Plastic has been a revolutionary material. Its unique properties of being highly mouldable, durable, lightweight, and cheap to produce have made it one of the most prevalent human-made products on earth. Polystyrene (known as EPS), as a widely used plastic product, has become a major concern in Australia.
In Australia, One million tonnes of Australia’s annual plastic consumption is single-use plastic, including polystyrene food containers, cups, delivery packaging boxes, and so on, 84% of which is used is sent to landfill and only 13% is recycled, while approximately 130,000 tonnes of plastic leaks into the marine environment each year, resulting in serious environmental pollution and threatening the survival of many species. Now, this number is still rising, how to deal with the discarded polystyrene waste has become an urgent problem to be solved.
Banning or Recycling
The simplest way to reduce polystyrene waste and pollution is to avoid using unnecessary and problematic EPS foam products. Several state and territory governments in Australia have already taken successful steps to ban specific problematic single-use plastics, and industry needs to phase out problematic plastic materials to support State bans on specific products.

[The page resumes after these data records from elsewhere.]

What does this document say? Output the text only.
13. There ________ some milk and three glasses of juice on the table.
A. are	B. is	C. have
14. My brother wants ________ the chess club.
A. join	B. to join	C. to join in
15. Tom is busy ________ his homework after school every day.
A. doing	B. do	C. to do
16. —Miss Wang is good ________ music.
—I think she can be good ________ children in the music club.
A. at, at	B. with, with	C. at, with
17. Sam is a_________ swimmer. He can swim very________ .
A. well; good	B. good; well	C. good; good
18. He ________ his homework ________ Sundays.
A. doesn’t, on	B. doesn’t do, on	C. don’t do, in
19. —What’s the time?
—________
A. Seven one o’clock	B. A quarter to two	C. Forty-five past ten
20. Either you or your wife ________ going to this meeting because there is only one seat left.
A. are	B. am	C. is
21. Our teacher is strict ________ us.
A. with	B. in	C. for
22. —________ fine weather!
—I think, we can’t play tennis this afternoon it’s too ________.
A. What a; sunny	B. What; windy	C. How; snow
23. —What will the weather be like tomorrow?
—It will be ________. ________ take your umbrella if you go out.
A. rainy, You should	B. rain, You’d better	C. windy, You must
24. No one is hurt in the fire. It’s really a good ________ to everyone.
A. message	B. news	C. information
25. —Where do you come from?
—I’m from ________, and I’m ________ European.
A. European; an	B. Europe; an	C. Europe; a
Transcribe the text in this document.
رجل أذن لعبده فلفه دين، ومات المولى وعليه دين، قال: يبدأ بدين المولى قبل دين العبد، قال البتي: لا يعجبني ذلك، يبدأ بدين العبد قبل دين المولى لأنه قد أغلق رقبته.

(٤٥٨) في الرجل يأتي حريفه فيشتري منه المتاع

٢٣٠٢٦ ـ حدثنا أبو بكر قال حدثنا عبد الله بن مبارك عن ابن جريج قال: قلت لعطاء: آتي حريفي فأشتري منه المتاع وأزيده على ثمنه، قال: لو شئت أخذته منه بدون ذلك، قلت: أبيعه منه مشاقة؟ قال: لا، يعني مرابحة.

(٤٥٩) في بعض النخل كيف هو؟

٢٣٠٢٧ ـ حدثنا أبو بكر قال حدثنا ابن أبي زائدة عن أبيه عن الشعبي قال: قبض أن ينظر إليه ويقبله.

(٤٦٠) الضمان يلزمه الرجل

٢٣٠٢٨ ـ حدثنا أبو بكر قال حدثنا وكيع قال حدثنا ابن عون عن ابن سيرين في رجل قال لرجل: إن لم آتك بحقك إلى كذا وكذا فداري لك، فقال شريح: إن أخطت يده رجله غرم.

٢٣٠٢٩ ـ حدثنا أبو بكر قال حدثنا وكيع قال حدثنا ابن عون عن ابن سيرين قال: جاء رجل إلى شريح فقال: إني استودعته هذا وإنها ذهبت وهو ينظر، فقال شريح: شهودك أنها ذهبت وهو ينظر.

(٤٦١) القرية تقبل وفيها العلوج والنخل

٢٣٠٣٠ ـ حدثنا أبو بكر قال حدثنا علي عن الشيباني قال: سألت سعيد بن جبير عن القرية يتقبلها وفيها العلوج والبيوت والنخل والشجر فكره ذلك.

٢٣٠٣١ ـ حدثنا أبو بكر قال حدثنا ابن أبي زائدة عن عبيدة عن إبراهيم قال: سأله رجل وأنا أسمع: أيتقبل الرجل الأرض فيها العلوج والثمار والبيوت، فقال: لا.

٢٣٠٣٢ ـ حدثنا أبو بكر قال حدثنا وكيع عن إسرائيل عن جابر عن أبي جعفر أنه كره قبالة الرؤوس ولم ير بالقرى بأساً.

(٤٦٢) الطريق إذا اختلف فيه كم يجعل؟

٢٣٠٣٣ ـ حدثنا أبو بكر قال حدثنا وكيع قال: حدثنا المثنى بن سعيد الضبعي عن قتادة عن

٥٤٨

However, addressing the polystyrene waste will require multiple interventions across the entire plastic lifecycle. This will include design, use, recycle and reuse. Single banning can not fix the polystyrene waste pollution on its own. Taking into account the need for Australia to develop a circular economy, it is imperative to gradually replace problematic polystyrene materials, but it is more feasible to efficiently recycle polystyrene waste in the short term.
Polystyrene Recycling
Australia is taking responsibility for recycling its polystyrene waste. The Australian Government’s Recycling and Waste Reduction Act 2020 became law in December 2020 and puts in place Australia’s world-leading waste export ban. Australia’s annual recycling capacity will more than double by 2025. The Recycling Modernisation Fund, the National Waste Policy Action Plan, and future funding under the Modern Manufacturing Strategy will underpin a dramatic increase in Australia’s domestic recycling capacity.
There may be a misunderstanding that polystyrene waste cannot be recycled, since most of the disposable polystyrene products after use are contaminated, and they are too bulky to be stuffed into the trash can and transported. In fact, polystyrene is composed of 2% resin and 98% air, which can be 100% recycled by professional polystyrene recycling machines such as polystyrene compactor. With the help of a high-quality polystyrene compactor, the bulky polystyrene waste can be compressed into dense blocks at a compression ratio of 50:1, then the compressed blocks will be further processed into new products like photo frames to be sold on the market again, turning problematic polystyrene waste into profitable goods.
It is urgent to reduce disposable plastic pollution to protect the ecological environment. Everyone has a role to play, including the Australian Government, state and territory governments, local government, industry, and consumers. Let’s do our part from now on!